Mutual Funds remain an ideal investment instrument to meet the escalating cost of higher education. 

Mutual Funds schemes are basically classified into two broad types: debt and equity.

Equity mutual funds are suitable to address the needs of an investment option for higher education.

Considering every investment has a starting point, the basic rule is to start as early as possible to reap the maximum benefit in the long run. Ideally, it should be started as early as a minimum of 15 years ago.

Among equity mutual funds there are various types such as large-cap, mid-cap, small-cap, sectoral and international. 

While investing in mutual funds there are certain key points to keep in mind such as:

Early beginning: A systematic investment plan (SIP) for an equity mutual fund can help generate adequate returns in the long run. An equity mutual fund can also help to tide over high inflation prices if kickstarted early as a long tenure acts as a cushion against all market cycles. 

Power of compounding: This involves earning interest on the principal amount as well as accumulated interest. Through the power of compounding, an early investor is most likely to address the escalating cost of education in the future. 

Diversification of assets: This investment strategy relates to spreading the assets across various asset classes so that the susceptibility to any one particular asset is minimum. Exchange-traded funds (ETFs) and mutual funds are simple solutions to diversify the investment portfolio. A simple technique is to look out for asset classes with low or negative correlations, so if one faces a dip, the other tends to witness a surge. 

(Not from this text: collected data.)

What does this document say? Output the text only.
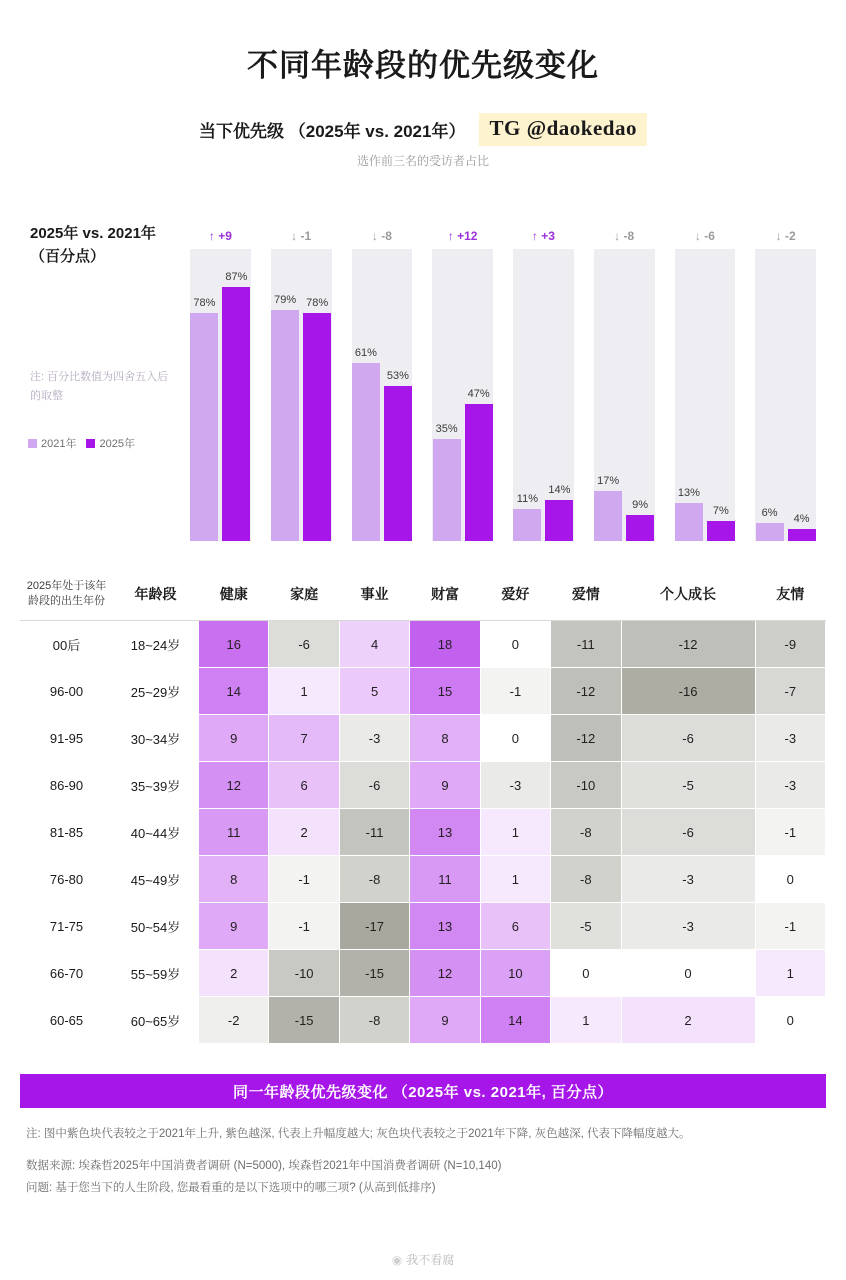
不同年龄段的优先级变化
当下优先级 （2025年 vs. 2021年）	TG @daokedao
选作前三名的受访者占比
2025年 vs. 2021年
（百分点）
注: 百分比数值为四舍五入后的取整
2021年 2025年
↑ +9	↓ -1	↓ -8	↑ +12	↑ +3	↓ -8	↓ -6	↓ -2
78%
87%
79% 78%
61%
53%
35%
47%
11%
14%
17%
9%
13%
7%	6% 4%
2025年处于该年龄段的出生年份	年龄段	健康	家庭	事业	财富	爱好	爱情	个人成长	友情
00后	18~24岁	16	-6	4	18	0	-11	-12	-9
96-00	25~29岁	14	1	5	15	-1	-12	-16	-7
91-95	30~34岁	9	7	-3	8	0	-12	-6	-3
86-90	35~39岁	12	6	-6	9	-3	-10	-5	-3
81-85	40~44岁	11	2	-11	13	1	-8	-6	-1
76-80	45~49岁	8	-1	-8	11	1	-8	-3	0
71-75	50~54岁	9	-1	-17	13	6	-5	-3	-1
66-70	55~59岁	2	-10	-15	12	10	0	0	1
60-65	60~65岁	-2	-15	-8	9	14	1	2	0
同一年龄段优先级变化 （2025年 vs. 2021年, 百分点）
注: 图中紫色块代表较之于2021年上升, 紫色越深, 代表上升幅度越大; 灰色块代表较之于2021年下降, 灰色越深, 代表下降幅度越大。
数据来源: 埃森哲2025年中国消费者调研 (N=5000), 埃森哲2021年中国消费者调研 (N=10,140)
问题: 基于您当下的人生阶段, 您最看重的是以下选项中的哪三项? (从高到低排序)
◉ 我不看腐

Timely assessments: An investor should consider the assessment of the portfolio as an annual exercise. This provides a fair idea about the performance of various investments and the need to shift from one investment to another. Moreover, shifting investments indirectly paves the way for compounding. A suitable technique could be to shift to a debt fund or other investment tool such as bonds, which are comparatively free of risks in the last stage of the tenure. This could be undertaken when a maximum of three-four years are left.